By Susan Milius
No pigs or chickens yet. But the vast farms where leaf-cutter ants raise their fungal crops may harbor a crew of previously overlooked farmhands — nitrogen-fixing bacteria.
At least eight species of leaf-cutter ants typically live with bacteria that capture nitrogen from the air and turn it into a form that living organisms can use, says microbial ecologist Adrián Pinto-Tomás of the University of Costa Rica in San José. He and his colleagues propose that these bacterial helpers might explain how the ants feed up to 8 million workers in a single colony just by harvesting bits of nitrogen-poor leaves and letting a fungus grow on them.
Neither the fungus nor the ants, nor any other multicellular organisms, can use the atmosphere’s abundant nitrogen directly. Pinto-Tomás and his colleagues tracked the path of nitrogen through ant nests and tested inhabitants for genes active in capturing the nutrient from the air.

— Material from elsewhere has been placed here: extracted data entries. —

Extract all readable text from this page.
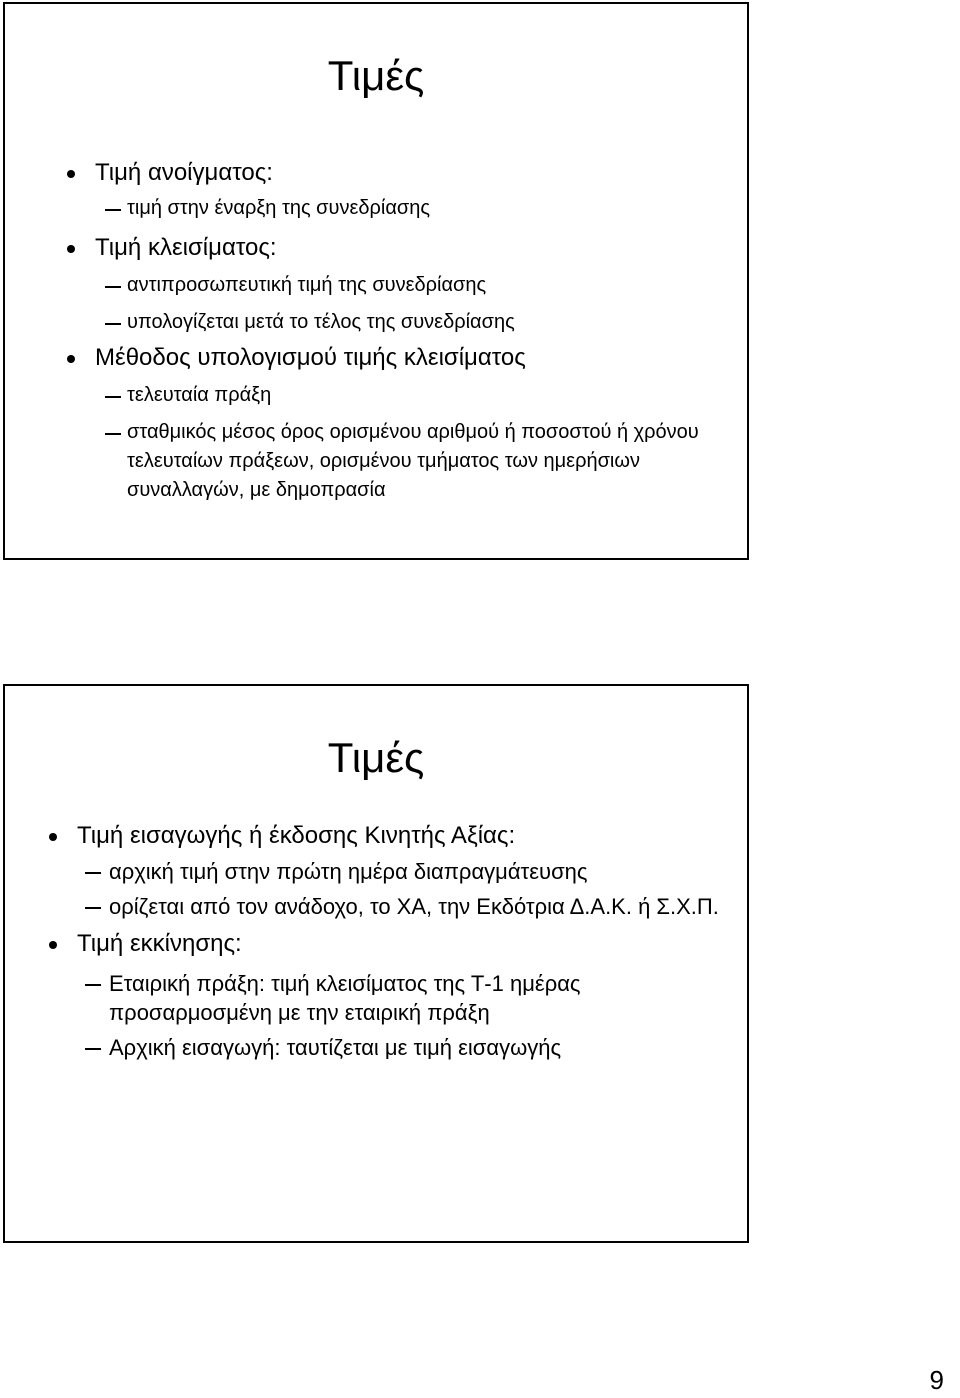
Τιμές
Τιμή ανοίγματος:
τιμή στην έναρξη της συνεδρίασης
Τιμή κλεισίματος:
αντιπροσωπευτική τιμή της συνεδρίασης
υπολογίζεται μετά το τέλος της συνεδρίασης
Μέθοδος υπολογισμού τιμής κλεισίματος
τελευταία πράξη
σταθμικός μέσος όρος ορισμένου αριθμού ή ποσοστού ή χρόνου τελευταίων πράξεων, ορισμένου τμήματος των ημερήσιων συναλλαγών, με δημοπρασία
Τιμές
Τιμή εισαγωγής ή έκδοσης Κινητής Αξίας:
αρχική τιμή στην πρώτη ημέρα διαπραγμάτευσης
ορίζεται από τον ανάδοχο, το ΧΑ, την Εκδότρια Δ.Α.Κ. ή Σ.Χ.Π.
Τιμή εκκίνησης:
Εταιρική πράξη: τιμή κλεισίματος της Τ-1 ημέρας προσαρμοσμένη με την εταιρική πράξη
Αρχική εισαγωγή: ταυτίζεται με τιμή εισαγωγής
9
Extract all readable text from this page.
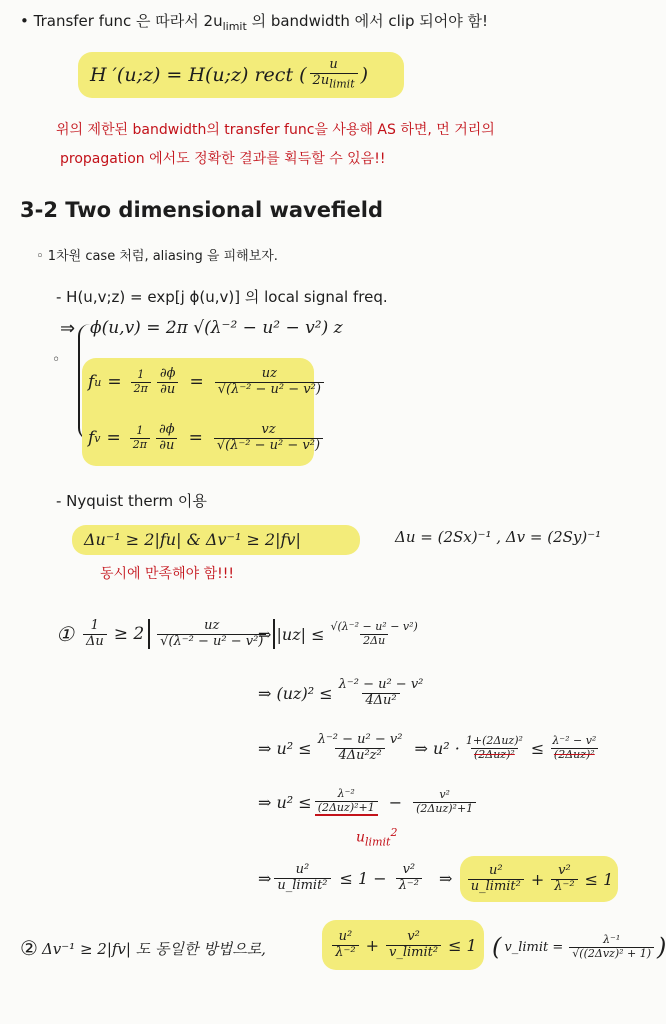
• Transfer func 은 따라서 $2u_{limit}$ 의 bandwidth 에서 clip 되어야 함!
H ′(u;z) = H(u;z) rect ( $\frac{u}{2u_{limit}}$ )
위의 제한된 bandwidth의 transfer func을 사용해 AS 하면, 먼 거리의
propagation 에서도 정확한 결과를 획득할 수 있음!!
3-2 Two dimensional wavefield
◦ 1차원 case 처럼, aliasing 을 피해보자.
- H(u,v;z) = exp[j ϕ(u,v)] 의 local signal freq.
⇒
◦
ϕ(u,v) = 2π √(λ⁻² − u² − v²) z
f $u = \frac{1}{2\pi} \frac{\partial\phi}{\partial u} = \frac{uz}{\text{√(λ⁻² − u² − v²)}}$
f $v = \frac{1}{2\pi} \frac{\partial\phi}{\partial u} = \frac{vz}{\text{√(λ⁻² − u² − v²)}}$
- Nyquist therm 이용
Δu⁻¹ ≥ 2|fu| & Δv⁻¹ ≥ 2|fv|	Δu = (2Sx)⁻¹ , Δv = (2Sy)⁻¹
동시에 만족해야 함!!!
① $\frac{1}{\Delta u} \ge 2 \frac{uz}{\text{√(λ⁻² − u² − v²)}}$
⇒ $|uz| \le \frac{\text{√(λ⁻² − u² − v²)}}{2\Delta u}$
⇒ $(uz)^2 \le \frac{\text{λ⁻² − u² − v²}}{\text{4Δu²}}$
⇒ $u^2 \le \frac{\text{λ⁻² − u² − v²}}{\text{4Δu²z²}}$ ⇒ $u^2 \cdot \frac{\text{1+(2Δuz)²}}{\text{(2Δuz)²}} \le \frac{\text{λ⁻² − v²}}{\text{(2Δuz)²}}$
⇒ $u^2 \le \frac{\text{λ⁻²}}{\text{(2Δuz)²+1}} - \frac{\text{v²}}{\text{(2Δuz)²+1}}$
$u_{limit}^2$
⇒ $\frac{\text{u²}}{\text{u\_limit²}} \le 1 - \frac{\text{v²}}{\text{λ⁻²}}$ ⇒ $\frac{\text{u²}}{\text{u\_limit²}} + \frac{\text{v²}}{\text{λ⁻²}} \le 1$
② Δv⁻¹ ≥ 2|fv| 도 동일한 방법으로,	$\frac{\text{u²}}{\text{λ⁻²}} + \frac{\text{v²}}{\text{v\_limit²}} \le 1$ ( v_limit = $\frac{\text{λ⁻¹}}{\text{√((2Δvz)² + 1)}}$ )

Live-in bacteria, particularly in the genus Klebsiella, could provide an estimated 45 to 60 percent of the nitrogen in the ants’ food, the researchers report in the Nov. 20 Science.
“I find it very exciting,” says entomologist Ted Schultz of the Smithsonian’s National Museum of Natural History in Washington, D.C. Fungus-growing ants “have become a model system for studying symbioses and coevolution,” Schultz says. “This discovery makes the system that much more interesting and that much more complicated.”